Niceville
Irgendwas ist das drinnen. Und wir glauben –
oder vielleicht sollte ich sagen: wir hoffen –, dass es Rainey ist.«
Sie hörten ein gedämpftes Rumpeln, ein dumpfes Poltern, und dann
redeten alle gleichzeitig, laut und schnell.
Nick und Mavis eilten hinzu, als Marty Coors vortrat und mit der
Taschenlampe in das Loch leuchtete, das die Feuerwehrmänner gemacht hatten. Das
verängstigte Gesicht eines Jungen sah zu ihnen auf, große braune Augen, blondes
Haar, Tränenspuren auf den schmutzigen Wangen, der Mund groß und weit
aufgerissen, als der Junge tief Luft holte für den Schrei, den er im nächsten
Augenblick ausstieß. Er gellte über die Gräber, und aus einem Lindenhain stob
ein Schwarm Krähen auf.
Es war Rainey Teague, und er lebte.
Als sie ihn herauszogen, trug er noch seine Schuluniform. Sie
stellten fest, dass er in einer langen Holzkiste gelegen hatte, in einem Sarg,
und dass der Sarg nicht leer war.
Rainey Teague hatte in den dürren, mumifizierten Armen eines
Leichnams gelegen, vermutlich dem von Ethan Ruelle. Man hatte keine Ahnung, wie
dies vor sich gegangen war. Wie, von wem und warum war die Gruft geöffnet
worden, ohne dass irgendwelche Spuren geblieben waren? Aber Rainey Teague
lebte. Man brachte ihn auf die Intensivstation des Lady Grace Hospital, wo er
im Verlauf der nächsten fünf Stunden in ein Koma fiel.

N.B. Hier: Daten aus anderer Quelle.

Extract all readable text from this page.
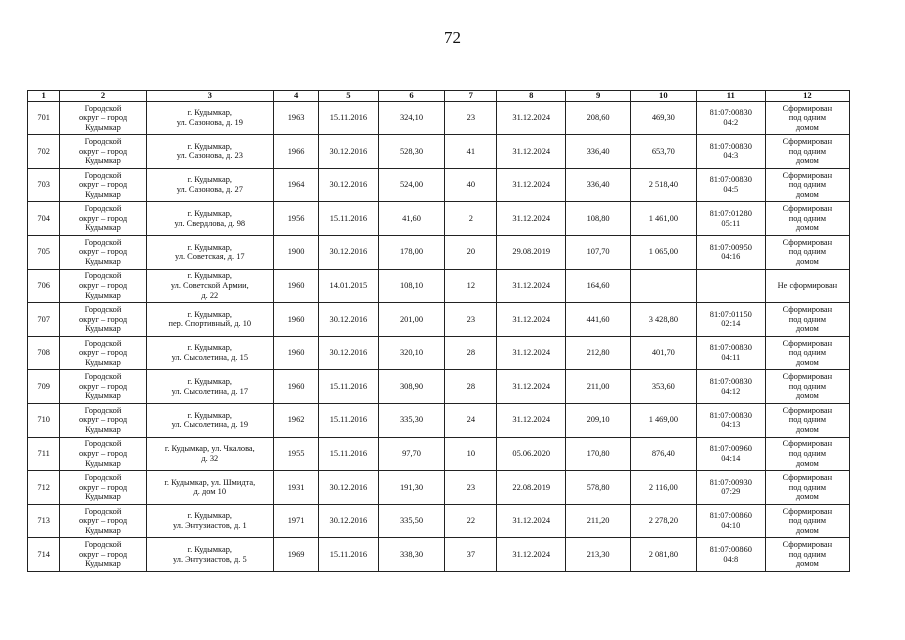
72
1	2	3	4	5	6	7	8	9	10	11	12
701	Городской
округ – город
Кудымкар	г. Кудымкар,
ул. Сазонова, д. 19	1963	15.11.2016	324,10	23	31.12.2024	208,60	469,30	81:07:00830
04:2	Сформирован
под одним
домом

702	Городской
округ – город
Кудымкар	г. Кудымкар,
ул. Сазонова, д. 23	1966	30.12.2016	528,30	41	31.12.2024	336,40	653,70	81:07:00830
04:3	Сформирован
под одним
домом

703	Городской
округ – город
Кудымкар	г. Кудымкар,
ул. Сазонова, д. 27	1964	30.12.2016	524,00	40	31.12.2024	336,40	2 518,40	81:07:00830
04:5	Сформирован
под одним
домом

704	Городской
округ – город
Кудымкар	г. Кудымкар,
ул. Свердлова, д. 98	1956	15.11.2016	41,60	2	31.12.2024	108,80	1 461,00	81:07:01280
05:11	Сформирован
под одним
домом

705	Городской
округ – город
Кудымкар	г. Кудымкар,
ул. Советская, д. 17	1900	30.12.2016	178,00	20	29.08.2019	107,70	1 065,00	81:07:00950
04:16	Сформирован
под одним
домом

706	Городской
округ – город
Кудымкар	г. Кудымкар,
ул. Советской Армии,
д. 22	1960	14.01.2015	108,10	12	31.12.2024	164,60			Не сформирован

707	Городской
округ – город
Кудымкар	г. Кудымкар,
пер. Спортивный, д. 10	1960	30.12.2016	201,00	23	31.12.2024	441,60	3 428,80	81:07:01150
02:14	Сформирован
под одним
домом

708	Городской
округ – город
Кудымкар	г. Кудымкар,
ул. Сысолетина, д. 15	1960	30.12.2016	320,10	28	31.12.2024	212,80	401,70	81:07:00830
04:11	Сформирован
под одним
домом

709	Городской
округ – город
Кудымкар	г. Кудымкар,
ул. Сысолетина, д. 17	1960	15.11.2016	308,90	28	31.12.2024	211,00	353,60	81:07:00830
04:12	Сформирован
под одним
домом

710	Городской
округ – город
Кудымкар	г. Кудымкар,
ул. Сысолетина, д. 19	1962	15.11.2016	335,30	24	31.12.2024	209,10	1 469,00	81:07:00830
04:13	Сформирован
под одним
домом

711	Городской
округ – город
Кудымкар	г. Кудымкар, ул. Чкалова,
д. 32	1955	15.11.2016	97,70	10	05.06.2020	170,80	876,40	81:07:00960
04:14	Сформирован
под одним
домом

712	Городской
округ – город
Кудымкар	г. Кудымкар, ул. Шмидта,
д. дом 10	1931	30.12.2016	191,30	23	22.08.2019	578,80	2 116,00	81:07:00930
07:29	Сформирован
под одним
домом

713	Городской
округ – город
Кудымкар	г. Кудымкар,
ул. Энтузиастов, д. 1	1971	30.12.2016	335,50	22	31.12.2024	211,20	2 278,20	81:07:00860
04:10	Сформирован
под одним
домом

714	Городской
округ – город
Кудымкар	г. Кудымкар,
ул. Энтузиастов, д. 5	1969	15.11.2016	338,30	37	31.12.2024	213,30	2 081,80	81:07:00860
04:8	Сформирован
под одним
домом
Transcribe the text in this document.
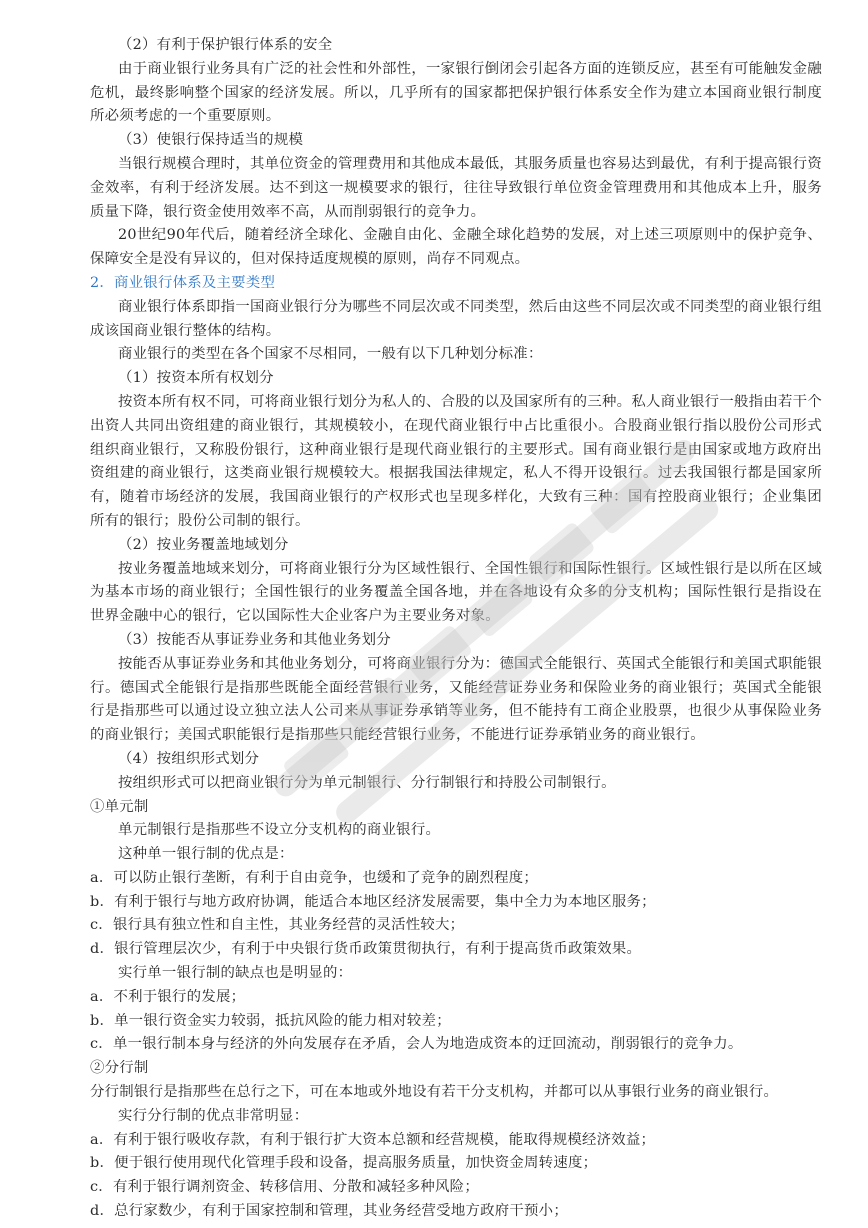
（2）有利于保护银行体系的安全

由于商业银行业务具有广泛的社会性和外部性，一家银行倒闭会引起各方面的连锁反应，甚至有可能触发金融危机，最终影响整个国家的经济发展。所以，几乎所有的国家都把保护银行体系安全作为建立本国商业银行制度所必须考虑的一个重要原则。

（3）使银行保持适当的规模

当银行规模合理时，其单位资金的管理费用和其他成本最低，其服务质量也容易达到最优，有利于提高银行资金效率，有利于经济发展。达不到这一规模要求的银行，往往导致银行单位资金管理费用和其他成本上升，服务质量下降，银行资金使用效率不高，从而削弱银行的竞争力。

20世纪90年代后，随着经济全球化、金融自由化、金融全球化趋势的发展，对上述三项原则中的保护竞争、保障安全是没有异议的，但对保持适度规模的原则，尚存不同观点。

2．商业银行体系及主要类型

商业银行体系即指一国商业银行分为哪些不同层次或不同类型，然后由这些不同层次或不同类型的商业银行组成该国商业银行整体的结构。

商业银行的类型在各个国家不尽相同，一般有以下几种划分标准：

（1）按资本所有权划分

按资本所有权不同，可将商业银行划分为私人的、合股的以及国家所有的三种。私人商业银行一般指由若干个出资人共同出资组建的商业银行，其规模较小，在现代商业银行中占比重很小。合股商业银行指以股份公司形式组织商业银行，又称股份银行，这种商业银行是现代商业银行的主要形式。国有商业银行是由国家或地方政府出资组建的商业银行，这类商业银行规模较大。根据我国法律规定，私人不得开设银行。过去我国银行都是国家所有，随着市场经济的发展，我国商业银行的产权形式也呈现多样化，大致有三种：国有控股商业银行；企业集团所有的银行；股份公司制的银行。

（2）按业务覆盖地域划分

按业务覆盖地域来划分，可将商业银行分为区域性银行、全国性银行和国际性银行。区域性银行是以所在区域为基本市场的商业银行；全国性银行的业务覆盖全国各地，并在各地设有众多的分支机构；国际性银行是指设在世界金融中心的银行，它以国际性大企业客户为主要业务对象。

（3）按能否从事证券业务和其他业务划分

按能否从事证券业务和其他业务划分，可将商业银行分为：德国式全能银行、英国式全能银行和美国式职能银行。德国式全能银行是指那些既能全面经营银行业务，又能经营证券业务和保险业务的商业银行；英国式全能银行是指那些可以通过设立独立法人公司来从事证券承销等业务，但不能持有工商企业股票，也很少从事保险业务的商业银行；美国式职能银行是指那些只能经营银行业务，不能进行证券承销业务的商业银行。

（4）按组织形式划分

按组织形式可以把商业银行分为单元制银行、分行制银行和持股公司制银行。

①单元制

单元制银行是指那些不设立分支机构的商业银行。

这种单一银行制的优点是：

a．可以防止银行垄断，有利于自由竞争，也缓和了竞争的剧烈程度；

b．有利于银行与地方政府协调，能适合本地区经济发展需要，集中全力为本地区服务；

c．银行具有独立性和自主性，其业务经营的灵活性较大；

d．银行管理层次少，有利于中央银行货币政策贯彻执行，有利于提高货币政策效果。

实行单一银行制的缺点也是明显的：

a．不利于银行的发展；

b．单一银行资金实力较弱，抵抗风险的能力相对较差；

c．单一银行制本身与经济的外向发展存在矛盾，会人为地造成资本的迂回流动，削弱银行的竞争力。

②分行制

分行制银行是指那些在总行之下，可在本地或外地设有若干分支机构，并都可以从事银行业务的商业银行。

实行分行制的优点非常明显：

a．有利于银行吸收存款，有利于银行扩大资本总额和经营规模，能取得规模经济效益；

b．便于银行使用现代化管理手段和设备，提高服务质量，加快资金周转速度；

c．有利于银行调剂资金、转移信用、分散和减轻多种风险；

d．总行家数少，有利于国家控制和管理，其业务经营受地方政府干预小；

Auch drei Tage später lag er noch im Koma, als sein Vater Miles ihn
zum wiederholten Male besuchte. Er war eingerahmt von den üblichen
medizinischen Apparaten, von Tropfinfusionen, Kabeln, Kathetern und piependen
Monitoren.
Die Ärzte sagten Miles, einem untersetzten, irischstämmigen Mann
Anfang fünfzig, mit dessen gutaussehendem Gesicht es rapide bergab ging, dieser
Zustand sei nach einem sehr heftigen seelischen Trauma nichts Ungewöhnliches.
Dann zogen sie sich zurück und ließen ihn mit seinem Sohn allein.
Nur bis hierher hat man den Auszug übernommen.